Saturday, 6 June 2009

Simplify and beautify documentation using Doxygen

Doxygen is a tool that generates documentation for certain types of code in a number of languages such as C++, python, Java, C and Objective C, Fortran, PHP, VHDL etc. The documentation is written within code, and is thus relatively easy to keep up to date. Doxygen can cross reference documentation and code, so that the reader of a document can easily refer to the actual code. KDE uses Doxygen for parts of its documentation and KDevelop has built-in support for it. And as one would expect, its free and is released under GNU public licence, and is cross platform.

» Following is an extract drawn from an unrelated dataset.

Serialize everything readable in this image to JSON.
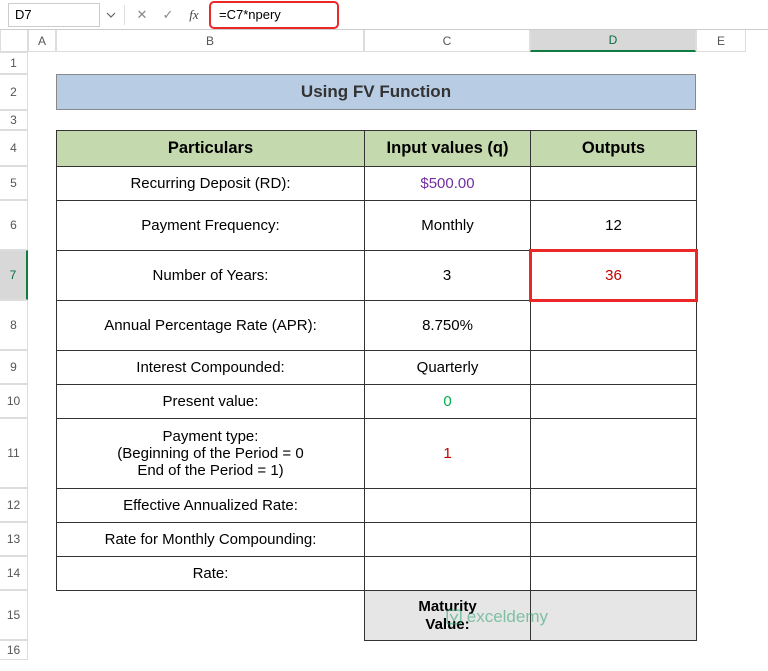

Here is a sneak preview of what doxygen can do;
  1. It can generate an on-line documentation browser (in HTML) and/or an off-line reference manual (in $\mbox{\LaTeX}$) from a set of documented source files. There is also support for generating output in RTF (MS-Word), PostScript, hyperlinked PDF, compressed HTML, and Unix man pages. The documentation is extracted directly from the sources, which makes it much easier to keep the documentation consistent with the source code.
  2. You can configure doxygen to extract the code structure from undocumented source files. This is very useful to quickly find your way in large source distributions. You can also visualize the relations between the various elements by means of include dependency graphs, inheritance diagrams, and collaboration diagrams, which are all generated automatically.
  3. You can even `abuse' doxygen for creating normal documentation (as I did for this manual).